За окном снежок неторопливо, тихо и мягко падает— покойно, хорошо в природе. И на душе у нее так же покойно и хорошо. Васса думает, что успела бы с капустой и сама управиться, но пришли соседки, заругались на нее, по-доброму заругались и отстранили от стола, на полати подсадили ее, неповоротливую, тяжелую: «Родить тебе пора, а не капусту квасить». Хорошо, когда все ко времени, когда сусеки полны и люди сыты.

Эти же мысли вернулись к ней и после того, как она очнулась, ощупала себя и младенца, который, тихо посапывая, лежал рядом умытый и запеленутый теми пеленками, которые нашила из домотканого беленого холста и еще утром положила на край полатей.
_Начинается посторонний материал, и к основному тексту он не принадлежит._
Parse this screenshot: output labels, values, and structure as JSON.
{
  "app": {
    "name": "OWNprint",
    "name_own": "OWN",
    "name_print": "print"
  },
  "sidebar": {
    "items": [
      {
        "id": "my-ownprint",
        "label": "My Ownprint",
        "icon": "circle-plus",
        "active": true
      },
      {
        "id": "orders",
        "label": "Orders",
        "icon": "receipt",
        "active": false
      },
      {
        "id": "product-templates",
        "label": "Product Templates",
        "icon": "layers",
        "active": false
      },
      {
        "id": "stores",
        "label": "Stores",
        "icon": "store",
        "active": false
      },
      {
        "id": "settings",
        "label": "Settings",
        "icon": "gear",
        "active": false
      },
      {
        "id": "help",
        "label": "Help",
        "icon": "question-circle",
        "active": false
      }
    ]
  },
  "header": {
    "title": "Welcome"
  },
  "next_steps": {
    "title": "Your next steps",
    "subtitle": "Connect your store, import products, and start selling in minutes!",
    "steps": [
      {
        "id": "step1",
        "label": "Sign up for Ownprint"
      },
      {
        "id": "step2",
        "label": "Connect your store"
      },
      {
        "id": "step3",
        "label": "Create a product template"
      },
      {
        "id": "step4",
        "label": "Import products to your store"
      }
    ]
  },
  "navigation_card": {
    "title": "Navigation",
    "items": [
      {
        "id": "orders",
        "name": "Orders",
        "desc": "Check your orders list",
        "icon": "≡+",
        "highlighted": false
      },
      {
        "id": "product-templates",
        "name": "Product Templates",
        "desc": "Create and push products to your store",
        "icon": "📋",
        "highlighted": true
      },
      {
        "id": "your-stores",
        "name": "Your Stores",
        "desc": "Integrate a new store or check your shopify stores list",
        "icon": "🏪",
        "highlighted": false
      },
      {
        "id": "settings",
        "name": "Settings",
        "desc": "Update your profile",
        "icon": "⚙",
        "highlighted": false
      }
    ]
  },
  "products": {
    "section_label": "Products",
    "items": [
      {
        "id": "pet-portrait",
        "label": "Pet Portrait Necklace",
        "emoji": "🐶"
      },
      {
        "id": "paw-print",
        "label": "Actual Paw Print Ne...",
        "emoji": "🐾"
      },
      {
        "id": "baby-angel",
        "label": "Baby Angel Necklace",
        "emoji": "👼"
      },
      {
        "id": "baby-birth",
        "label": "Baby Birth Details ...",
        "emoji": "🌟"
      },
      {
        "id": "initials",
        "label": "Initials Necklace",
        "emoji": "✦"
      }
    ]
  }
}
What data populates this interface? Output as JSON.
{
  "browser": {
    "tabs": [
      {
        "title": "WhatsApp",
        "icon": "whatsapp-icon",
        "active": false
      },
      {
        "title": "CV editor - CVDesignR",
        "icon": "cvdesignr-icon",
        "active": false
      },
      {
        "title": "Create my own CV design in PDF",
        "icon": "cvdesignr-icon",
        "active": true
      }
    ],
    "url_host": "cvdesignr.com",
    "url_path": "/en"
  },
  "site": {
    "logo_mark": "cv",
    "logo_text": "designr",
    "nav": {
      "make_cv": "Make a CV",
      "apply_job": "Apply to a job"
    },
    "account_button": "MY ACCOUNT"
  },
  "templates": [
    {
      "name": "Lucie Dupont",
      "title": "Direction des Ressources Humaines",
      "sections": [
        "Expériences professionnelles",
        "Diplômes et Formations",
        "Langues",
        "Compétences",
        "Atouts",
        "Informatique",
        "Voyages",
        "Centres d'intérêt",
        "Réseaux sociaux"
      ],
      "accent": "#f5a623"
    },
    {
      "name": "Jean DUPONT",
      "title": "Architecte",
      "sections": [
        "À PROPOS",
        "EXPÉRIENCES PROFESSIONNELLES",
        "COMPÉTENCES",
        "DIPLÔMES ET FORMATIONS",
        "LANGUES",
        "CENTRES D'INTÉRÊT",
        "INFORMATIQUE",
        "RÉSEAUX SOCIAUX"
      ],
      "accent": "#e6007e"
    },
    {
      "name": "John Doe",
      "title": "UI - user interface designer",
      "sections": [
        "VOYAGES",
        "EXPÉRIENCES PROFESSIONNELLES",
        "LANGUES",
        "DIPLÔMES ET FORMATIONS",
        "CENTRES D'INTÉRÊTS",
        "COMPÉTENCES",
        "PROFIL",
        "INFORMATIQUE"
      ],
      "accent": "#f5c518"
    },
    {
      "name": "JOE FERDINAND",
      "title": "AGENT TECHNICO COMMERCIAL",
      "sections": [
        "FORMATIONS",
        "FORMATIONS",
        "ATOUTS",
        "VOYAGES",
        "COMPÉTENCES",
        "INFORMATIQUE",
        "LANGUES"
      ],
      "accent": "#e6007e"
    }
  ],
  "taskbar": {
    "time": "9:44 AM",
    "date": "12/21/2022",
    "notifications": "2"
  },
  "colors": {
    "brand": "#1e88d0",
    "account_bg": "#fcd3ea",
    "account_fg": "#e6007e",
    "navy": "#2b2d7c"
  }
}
Семен тоже был рад, что выдался такой добрый год: и дожди шли в срок, живительные для всего, что в воле и на огороде росло, и сын родился ко времени, под зиму. Радовался, что сын, а не дочка. За дочку он тоже не укорял бы Вассу, но дочка — это лишний едок в семье, девки землей не наделяются. А сын — это еще несколько десятин запашки, так что при хорошем урожае хватит хлеба и семье и на продажу кое-что останется. Подрастет сын — помощником станет, опорой в старости, будет кому хозяйство передать.

Сына Мальцевы нарекли по святцам — Терентием. Тереша... И говорить хорошо и слушать приятно, будто горошинки в погремушке весело перекатываются. Терентий... Имя славное и уважительное.

Шел к концу октябрь 1895 года. Чисто и бело стало на разъезженных за осень дорогах, на истолоченных скотом прогонах, на осклизшей и наслеженной деревенской улице. Просторнее делалось кругом: поля словно шире стали, березовые колки будто поредели, насквозь просветлев. Отзаботился, отхлопотал крестьянин в поле, хлеб обмолочен, зерно перелопачено, провеяно, на грохоте просеяно, в сусеки засыпано — и словно гора с плеч, теперь можно и перекреститься, главная работа переделана, та долгая и трудная работа, к которой как приступил весной еще, так и не отходил от нее ни на один день до самой поздней осени, до октября.